We approached this old case first and foremost through the original archives i.e. the indictments that consist of 26 books, the Supreme Court’s sentence of 627 pages and other preliminary data. In addition to that we examined thoroughly all media coverage from that time, books and other written material related to the case but published later on, for example memoirs from both defendants and investigators. Then, bearing all this in mind we took a look at the bigger picture while examining the Zeitgeist, i.e. political development and social conditions both here and abroad.

Many threads entwine the interpretation and processing of all this material. One of this threads is a “play” which dissolves, a story where we watch conflicts of fictional characters; investigators and defendants that have clear prototypes, some even more then one. These investigators are trying to solve complex criminal cases with methods like Aristotelian Poetics; one place, one time, on story; a beginning, middle and the end. I.e. they are trying to put up a traditional theatre performance. Playwrights in search of characters that could have been in a certain place at a certain time, and make them agree to one course of events. As to say this is a criminal story, but it does not a play out; there is no body, no murder weapons, no evidence, nothing. Even though the characters in the play are fictional and creatively outlined the whole dialogue is strictly out of the old case files and other references and all facts are kept intact. That is our way to demonstrate the obscurity that defined all these trials.  Another thread is the cold reality that now and then invades the “play” and reminds us that all this “really” happened. This we demonstrate through the characters, site-specificity and in time. In that way different methods collide and many viewpoints are drawn into the light cf. The Rashomon effect. 

Why do you undertake this method in your approach?

Amongst other things to highlight our opinion that nothing ads up in the pleading of the case that later was filed for court. It was a fabrication that got out of control. Nonetheless, the heaviest sentences that have been carried out in the history of the Icelandic democracy were based on these fabrications.

In the piece, chaos seems to be dominating yet there is a certain frame of order, is that a part of you approach to the original case and how it was executed regarding the extortions of the defendants? Is it your aim to recreate the chaos that characterized the case at the time?

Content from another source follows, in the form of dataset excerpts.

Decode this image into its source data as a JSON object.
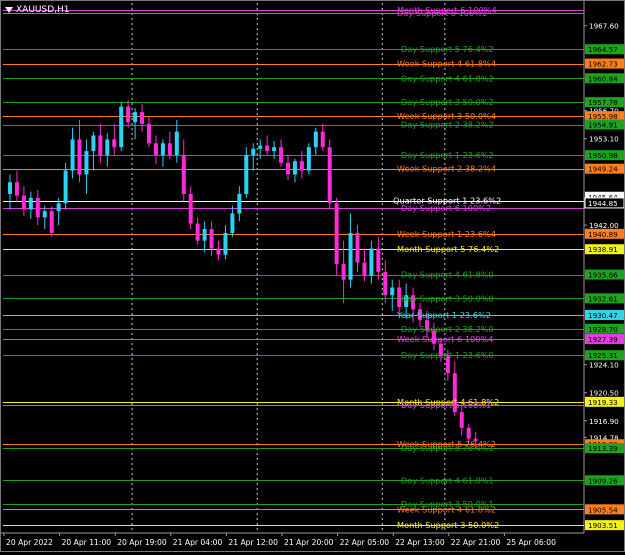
{
  "chart": {
    "symbol": "XAUUSD,H1",
    "colors": {
      "background": "#000000",
      "bull": "#2ad3f5",
      "bear": "#ff2bd6",
      "grid": "#cfcfcf",
      "day": "#1ea31e",
      "week": "#ff7f1e",
      "month": "#f2f21a",
      "year": "#33d4e6",
      "quarter": "#ffffff",
      "day6": "#e040e0"
    }
  },
  "chart_data": {
    "type": "candlestick",
    "ylim": [
      1902.5,
      1970.5
    ],
    "y_ticks": [
      1967.6,
      1960.84,
      1957.78,
      1956.7,
      1953.1,
      1949.55,
      1945.64,
      1942.0,
      1938.4,
      1934.85,
      1931.25,
      1927.7,
      1924.1,
      1920.5,
      1916.9,
      1914.78,
      1913.39,
      1909.76,
      1906.2,
      1902.6
    ],
    "x_labels": [
      "20 Apr 2022",
      "20 Apr 11:00",
      "20 Apr 19:00",
      "21 Apr 04:00",
      "21 Apr 12:00",
      "21 Apr 20:00",
      "22 Apr 05:00",
      "22 Apr 13:00",
      "22 Apr 21:00",
      "25 Apr 06:00"
    ],
    "x_label_bars": [
      0,
      8,
      16,
      24,
      32,
      40,
      48,
      56,
      64,
      72
    ],
    "period_separators": [
      18,
      36,
      54,
      63
    ],
    "candles": [
      [
        1946.0,
        1948.5,
        1944.0,
        1947.5
      ],
      [
        1947.5,
        1949.0,
        1945.0,
        1945.8
      ],
      [
        1945.8,
        1947.0,
        1943.2,
        1944.0
      ],
      [
        1944.0,
        1946.3,
        1942.8,
        1945.5
      ],
      [
        1945.5,
        1946.5,
        1942.0,
        1943.0
      ],
      [
        1943.0,
        1944.5,
        1941.5,
        1943.8
      ],
      [
        1943.8,
        1944.4,
        1940.5,
        1941.0
      ],
      [
        1943.8,
        1945.5,
        1942.0,
        1944.8
      ],
      [
        1944.8,
        1950.0,
        1944.0,
        1949.0
      ],
      [
        1949.0,
        1954.5,
        1948.0,
        1953.0
      ],
      [
        1953.0,
        1955.5,
        1947.5,
        1948.5
      ],
      [
        1948.5,
        1953.0,
        1946.0,
        1951.5
      ],
      [
        1951.5,
        1954.0,
        1949.0,
        1953.5
      ],
      [
        1953.5,
        1955.0,
        1950.0,
        1951.0
      ],
      [
        1951.0,
        1953.8,
        1949.5,
        1953.0
      ],
      [
        1953.0,
        1955.0,
        1951.0,
        1952.0
      ],
      [
        1952.0,
        1957.8,
        1951.5,
        1957.2
      ],
      [
        1957.2,
        1958.0,
        1954.5,
        1955.2
      ],
      [
        1955.2,
        1957.0,
        1953.0,
        1956.5
      ],
      [
        1956.5,
        1957.5,
        1954.0,
        1955.0
      ],
      [
        1955.0,
        1956.0,
        1952.0,
        1952.5
      ],
      [
        1952.5,
        1953.5,
        1949.8,
        1951.0
      ],
      [
        1951.0,
        1953.0,
        1949.5,
        1952.5
      ],
      [
        1952.5,
        1954.0,
        1950.5,
        1951.0
      ],
      [
        1951.0,
        1955.5,
        1950.0,
        1954.0
      ],
      [
        1951.0,
        1953.0,
        1945.0,
        1946.0
      ],
      [
        1946.0,
        1947.0,
        1941.5,
        1942.2
      ],
      [
        1942.2,
        1943.0,
        1939.5,
        1940.0
      ],
      [
        1940.0,
        1942.5,
        1938.5,
        1941.5
      ],
      [
        1941.5,
        1942.5,
        1938.0,
        1939.0
      ],
      [
        1939.0,
        1940.0,
        1937.5,
        1938.2
      ],
      [
        1938.2,
        1942.0,
        1937.6,
        1941.0
      ],
      [
        1941.0,
        1944.5,
        1940.5,
        1943.5
      ],
      [
        1943.5,
        1947.0,
        1942.5,
        1946.0
      ],
      [
        1946.0,
        1952.0,
        1945.5,
        1951.0
      ],
      [
        1951.0,
        1952.5,
        1949.0,
        1951.8
      ],
      [
        1951.8,
        1953.0,
        1950.5,
        1952.2
      ],
      [
        1952.2,
        1953.5,
        1951.0,
        1951.5
      ],
      [
        1951.5,
        1952.8,
        1950.5,
        1952.0
      ],
      [
        1952.0,
        1953.0,
        1949.5,
        1950.0
      ],
      [
        1950.0,
        1951.0,
        1947.8,
        1948.5
      ],
      [
        1948.5,
        1950.5,
        1947.5,
        1950.2
      ],
      [
        1950.2,
        1951.5,
        1948.0,
        1949.0
      ],
      [
        1949.0,
        1952.5,
        1948.5,
        1952.0
      ],
      [
        1952.0,
        1954.5,
        1951.0,
        1954.0
      ],
      [
        1954.0,
        1955.0,
        1951.5,
        1952.0
      ],
      [
        1952.0,
        1953.0,
        1944.0,
        1944.8
      ],
      [
        1944.8,
        1945.5,
        1935.5,
        1937.0
      ],
      [
        1937.0,
        1940.0,
        1932.0,
        1935.0
      ],
      [
        1935.0,
        1943.5,
        1934.0,
        1941.0
      ],
      [
        1941.0,
        1942.0,
        1936.0,
        1937.2
      ],
      [
        1937.2,
        1939.0,
        1934.8,
        1935.5
      ],
      [
        1935.5,
        1940.0,
        1934.5,
        1939.0
      ],
      [
        1939.0,
        1940.5,
        1935.0,
        1936.0
      ],
      [
        1936.0,
        1937.5,
        1932.0,
        1933.0
      ],
      [
        1933.0,
        1935.0,
        1931.0,
        1934.0
      ],
      [
        1934.0,
        1935.0,
        1930.5,
        1931.5
      ],
      [
        1931.5,
        1934.5,
        1930.0,
        1933.0
      ],
      [
        1933.0,
        1934.0,
        1929.5,
        1931.2
      ],
      [
        1931.2,
        1932.0,
        1929.0,
        1929.8
      ],
      [
        1929.8,
        1931.0,
        1927.5,
        1928.5
      ],
      [
        1928.5,
        1929.5,
        1926.0,
        1926.8
      ],
      [
        1926.8,
        1927.5,
        1924.5,
        1925.2
      ],
      [
        1925.2,
        1926.0,
        1922.0,
        1923.0
      ],
      [
        1923.0,
        1924.5,
        1917.5,
        1918.0
      ],
      [
        1918.0,
        1919.0,
        1915.0,
        1916.0
      ],
      [
        1916.0,
        1916.5,
        1913.8,
        1914.6
      ],
      [
        1914.6,
        1915.5,
        1913.4,
        1914.3
      ]
    ]
  },
  "price_labels": [
    {
      "price": 1967.6,
      "text": "1967.60",
      "kind": "tick"
    },
    {
      "price": 1964.57,
      "text": "1964.57",
      "kind": "day"
    },
    {
      "price": 1962.73,
      "text": "1962.73",
      "kind": "week"
    },
    {
      "price": 1960.84,
      "text": "1960.84",
      "kind": "day"
    },
    {
      "price": 1957.78,
      "text": "1957.78",
      "kind": "day"
    },
    {
      "price": 1956.7,
      "text": "1956.70",
      "kind": "tick"
    },
    {
      "price": 1955.98,
      "text": "1955.98",
      "kind": "week"
    },
    {
      "price": 1954.91,
      "text": "1954.91",
      "kind": "day"
    },
    {
      "price": 1953.1,
      "text": "1953.10",
      "kind": "tick"
    },
    {
      "price": 1950.98,
      "text": "1950.98",
      "kind": "day"
    },
    {
      "price": 1949.24,
      "text": "1949.24",
      "kind": "week"
    },
    {
      "price": 1945.64,
      "text": "1945.64",
      "kind": "current"
    },
    {
      "price": 1944.85,
      "text": "1944.85",
      "kind": "quarter"
    },
    {
      "price": 1942.0,
      "text": "1942.00",
      "kind": "tick"
    },
    {
      "price": 1940.89,
      "text": "1940.89",
      "kind": "week"
    },
    {
      "price": 1938.91,
      "text": "1938.91",
      "kind": "month"
    },
    {
      "price": 1935.66,
      "text": "1935.66",
      "kind": "day"
    },
    {
      "price": 1932.61,
      "text": "1932.61",
      "kind": "day"
    },
    {
      "price": 1930.47,
      "text": "1930.47",
      "kind": "year"
    },
    {
      "price": 1928.7,
      "text": "1928.70",
      "kind": "day"
    },
    {
      "price": 1927.39,
      "text": "1927.39",
      "kind": "day6"
    },
    {
      "price": 1925.31,
      "text": "1925.31",
      "kind": "day"
    },
    {
      "price": 1924.1,
      "text": "1924.10",
      "kind": "tick"
    },
    {
      "price": 1920.5,
      "text": "1920.50",
      "kind": "tick"
    },
    {
      "price": 1919.33,
      "text": "1919.33",
      "kind": "month"
    },
    {
      "price": 1916.9,
      "text": "1916.90",
      "kind": "tick"
    },
    {
      "price": 1914.78,
      "text": "1914.78",
      "kind": "tick"
    },
    {
      "price": 1913.89,
      "text": "1913.89",
      "kind": "week"
    },
    {
      "price": 1913.39,
      "text": "1913.39",
      "kind": "day"
    },
    {
      "price": 1909.26,
      "text": "1909.26",
      "kind": "day"
    },
    {
      "price": 1905.54,
      "text": "1905.54",
      "kind": "week"
    },
    {
      "price": 1903.51,
      "text": "1903.51",
      "kind": "month"
    }
  ],
  "levels": [
    {
      "price": 1969.6,
      "label": "Month Support 6 100%4",
      "kind": "day6",
      "lx": 396
    },
    {
      "price": 1969.2,
      "label": "Day Support 6 100%1",
      "kind": "day6",
      "lx": 396
    },
    {
      "price": 1964.57,
      "label": "Day Support 5 76.4%2",
      "kind": "day",
      "lx": 400
    },
    {
      "price": 1962.73,
      "label": "Week Support 4 61.8%4",
      "kind": "week",
      "lx": 396
    },
    {
      "price": 1960.84,
      "label": "Day Support 4 61.8%2",
      "kind": "day",
      "lx": 400
    },
    {
      "price": 1957.78,
      "label": "Day Support 3 50.0%2",
      "kind": "day",
      "lx": 400
    },
    {
      "price": 1955.98,
      "label": "Week Support 3 50.0%4",
      "kind": "week",
      "lx": 396
    },
    {
      "price": 1954.91,
      "label": "Day Support 2 38.2%2",
      "kind": "day",
      "lx": 400
    },
    {
      "price": 1950.98,
      "label": "Day Support 1 23.6%2",
      "kind": "day",
      "lx": 400
    },
    {
      "price": 1949.24,
      "label": "Week Support 2 38.2%4",
      "kind": "week",
      "lx": 396
    },
    {
      "price": 1945.15,
      "label": "Quarter Support 1 23.6%2",
      "kind": "quarter",
      "lx": 392
    },
    {
      "price": 1944.2,
      "label": "Day Support 6 100%2",
      "kind": "day6",
      "lx": 400
    },
    {
      "price": 1940.89,
      "label": "Week Support 1 23.6%4",
      "kind": "week",
      "lx": 396
    },
    {
      "price": 1938.91,
      "label": "Month Support 5 76.4%2",
      "kind": "month",
      "lx": 396
    },
    {
      "price": 1935.66,
      "label": "Day Support 4 61.8%0",
      "kind": "day",
      "lx": 400
    },
    {
      "price": 1932.61,
      "label": "Day Support 3 50.0%0",
      "kind": "day",
      "lx": 400
    },
    {
      "price": 1930.47,
      "label": "Year Support 1 23.6%2",
      "kind": "year",
      "lx": 396
    },
    {
      "price": 1928.7,
      "label": "Day Support 2 38.2%0",
      "kind": "day",
      "lx": 400
    },
    {
      "price": 1927.39,
      "label": "Week Support 6 100%4",
      "kind": "day6",
      "lx": 396
    },
    {
      "price": 1925.31,
      "label": "Day Support 1 23.6%0",
      "kind": "day",
      "lx": 400
    },
    {
      "price": 1919.33,
      "label": "Month Support 4 61.8%2",
      "kind": "month",
      "lx": 396
    },
    {
      "price": 1918.9,
      "label": "Day Support 6 100%1",
      "kind": "day6",
      "lx": 400
    },
    {
      "price": 1913.89,
      "label": "Week Support 5 76.4%2",
      "kind": "week",
      "lx": 396
    },
    {
      "price": 1913.39,
      "label": "Day Support 5 76.4%1",
      "kind": "day",
      "lx": 400
    },
    {
      "price": 1909.26,
      "label": "Day Support 4 61.8%1",
      "kind": "day",
      "lx": 400
    },
    {
      "price": 1906.2,
      "label": "Day Support 3 50.0%1",
      "kind": "day",
      "lx": 400
    },
    {
      "price": 1905.54,
      "label": "Week Support 4 61.8%2",
      "kind": "week",
      "lx": 396
    },
    {
      "price": 1903.51,
      "label": "Month Support 3 50.0%2",
      "kind": "month",
      "lx": 396
    }
  ]
}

Yes, the piece is by one thread meant to be a parade into the chaotic nightmare this case was. It was characterized by despair on all fronts.
Authorities tried to tame the shrew and to maintain order using various means; a strong order brings ease to the chaos and channels into a more focused direction. „There must be Method to the Madness“. We thought that high-pressured, aggressive aesthetics mixed with more peaceful breaks would best suit the material at hand.

Tell us a little bit about the artistic method within the play, both in blending actors with the audience and in blending the reality of the present with the past.

I would like to call Hvörf/Disapperances a performance or an event not a play per se, even though one part of the performance is some kind of a play. This is much more of a socio-political approach and diverse methods used to bring to the front desired effects that are both meant to create emotional and subjective reactions with the audience. These reactions force the audience to reflect on this part of the national history and question the past and the present. Part of the show is for example an arts exhibition in the hallway of the old Supreme Court, which the audience can review after the performance in the Supreme Court main hall. In the exhibition, all the main facts of the case are setup in a timeline and conspiracy theories graphically processed amongst other data used in the making of the piece. Therefore one can say the purpose is served by seeking methods from many directions, the political theatre of the 80´s, with inspiration from Dario Fo, Artaud´s Theatre of cruelty, Augusto Boal´s participatory theatre, film-and pop culture of the era etc. Different styles and unexpected directions serve the purpose to recreate the chaos that characterized the case and shed light on the bigger picture.

What is the moral of the story? Should there be one?

A newly published investigation report tells us, that without a doubt, that the confessions in the defendant cases were unpredictable and false. We take these facts a step further and declare that the confessions were forced, even against the better judgments of the investigators. Their power was without limits and that is dangerous. Cops’ trying to be poets is a risky business.